静電気対策

 

ご無沙汰してます、アールアイです。本年もよろしくお願いいたします。

 

さて、全国的にインフルエンザが流行っていますが、中でも愛知県は患者さんが多いようです。この地方では、湿度が低い日が続き、乾燥していることが原因のひとつだとニュースで伝えていました。ウイルスは比較的乾燥に強く、乾燥状態が続くと、のどや気管支の防御機能が低下するため、インフルエンザウイルスによる感染が起こりやすくなるそうです。

 

印刷の現場でも、湿度が低く乾燥していると、静電気が起きやすく、様々なトラブルを引き起こします。まず、静電気というものは物体と物体が擦れたり、剥がれたりした時に発生します。普段の生活の中でも、服を脱いだときや、車のドアに触れた時にバチッとくるアレです。

 

スクリーン印刷では、ステッカーや紙、プラスチックのフイルムなどに自動機で印刷する場合、材料を一枚ずつ搬送して、見当を合わせます。そして版の上のインキをスキージで押しながら擦り、材料から版が離れていくのと同時にインキを押し出し転写します。このようにスクリーン印刷では、材料どうしが擦れたり、版とスキージが擦れたり、材料から版が離れたりと、静電気が発生する原因がたくさんあります。

 

静電気が発生すると、物体と物体が引き寄せ合ったり、反発したりします。その現象により、材料を搬送する時に、まっすぐ流れなかったり、二枚重なって流れてしまうこともあります。それにホコリなどが付着しやすくなりますので不良率が上がってしまいます。

 

また、印刷時のスキージと版、版と材料の間で起きる静電気によって、フラットベッドタイプの印刷機では、印刷後に材料が印刷台に張り付いて排紙できないことがあります。また、シリンダータイプの印刷機では、印刷後に材料が版に引き寄せられて、そのまま版に張り付いてしまうことがあります。このようになる時は、かなり静電気が強い時です。

 

静電気対策としましては、一般的には加湿して空気中の水分量を増やして放電させたり、「イオナイザ」という、針状の電極に電圧をかけて、正・負イオンを発生させて除電する装置を使います。他にも、除電シートや除電紐などがあり、版に貼ったり印刷機に取り付けたりします。弊社でもそのような対策はとっています。確かに軽減はされますが、静電気を完全に取り除くことは難しいのが現状です。

 

以前、シリンダータイプの印刷機で印刷している時、いろいろ対策をしたにもかかわらず静電気がひどく、いつ版に材料が張り付いてもおかしくないような状態で、冷や冷やしながら印刷していた時がありました。

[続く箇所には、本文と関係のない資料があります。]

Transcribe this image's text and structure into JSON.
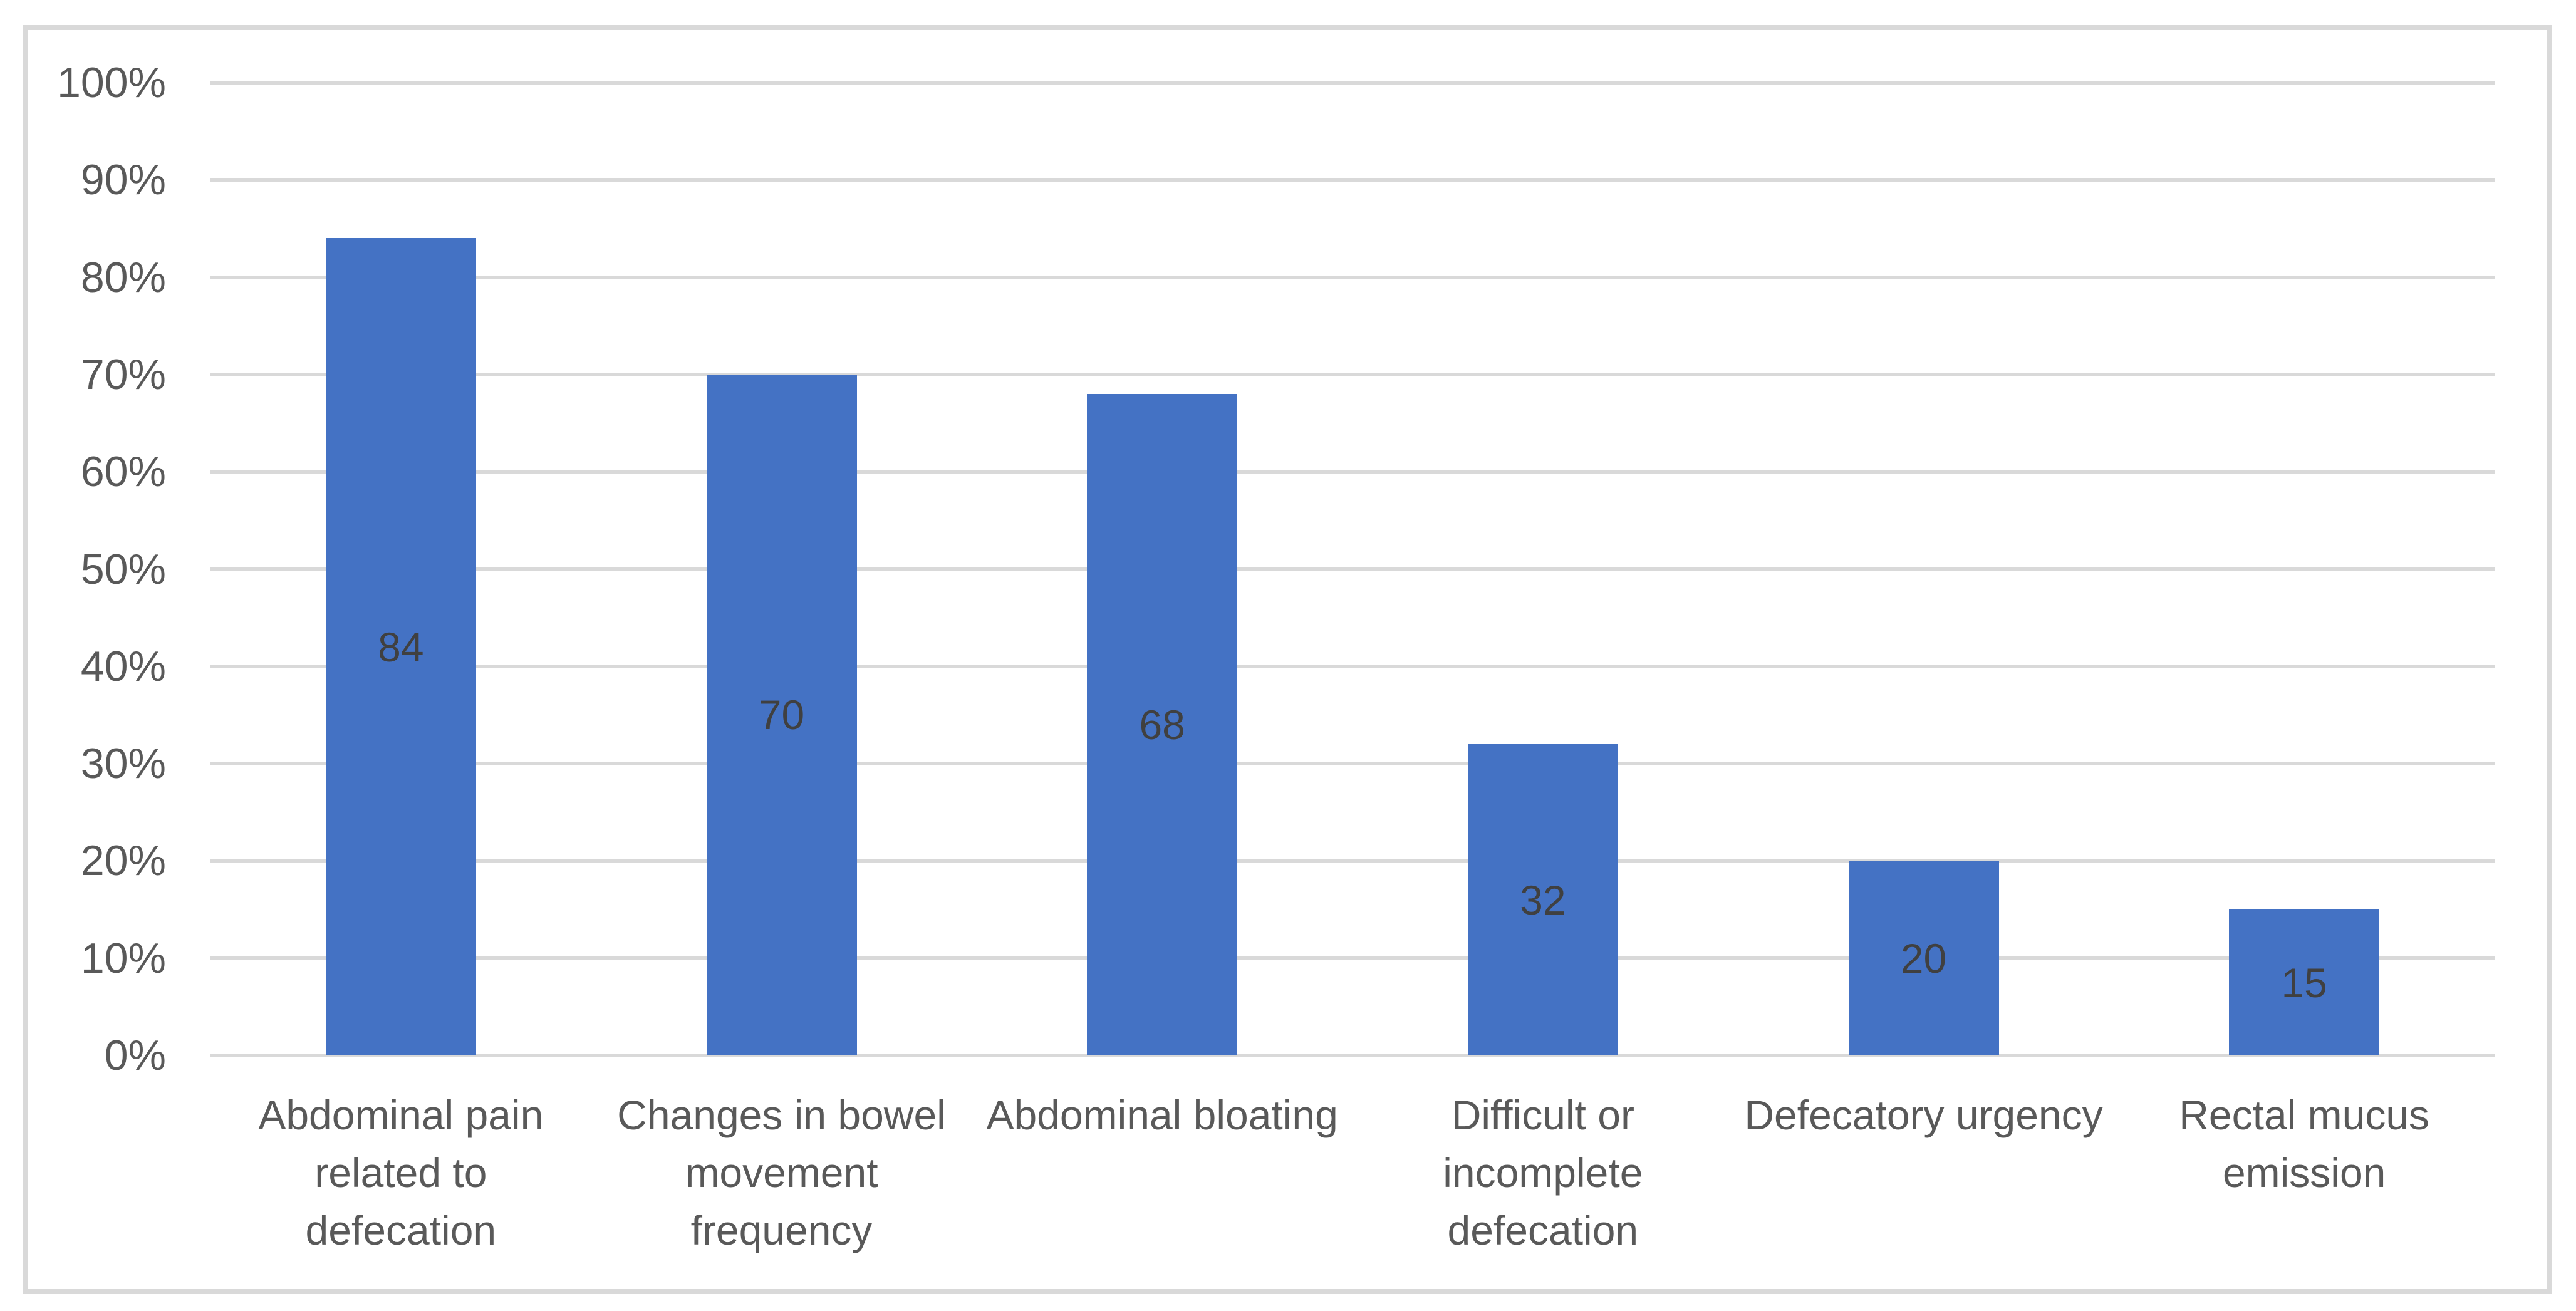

その時、たまたま版上の静電気ってどれぐらいあるのかなと思い、印刷中の版に触るか触らないかぐらいのところに手をかざしてみました。すると、産毛が毛羽立つような感覚がきたので、結構静電気があるなと感じました。と同時に、版に手をかざすと、材料が版に張り付いてこない事に気づきました。人間の体は電気を通しますので、自分の体がアース代わりになって除電できたのかなと思いました。

 

ということは、版の上に何か導電性のあるものを取り付けてアースすれば、多少でも除電できるかもしれないという考えから、金属の細い線を取り付けてみました。思った以上に軽減でき、ホッとしながら作業を終えることができました。偶然でしたけど、簡単でリーズナブルに対策がとれました。

 

そのほかに、印刷機の「吸引」や「吹き出し」といったエアー量の調節や、印刷スピードの調節など、印刷機の方でとれる対策と併せて、その時とれる最良の方法を考えながらこの時季の厄介な静電気と戦っています。

 

まだまだ寒く、乾燥もしてますし、インフルエンザも猛威を振るっています。それらに負けないように対策をとって頑張っていきたいと思います。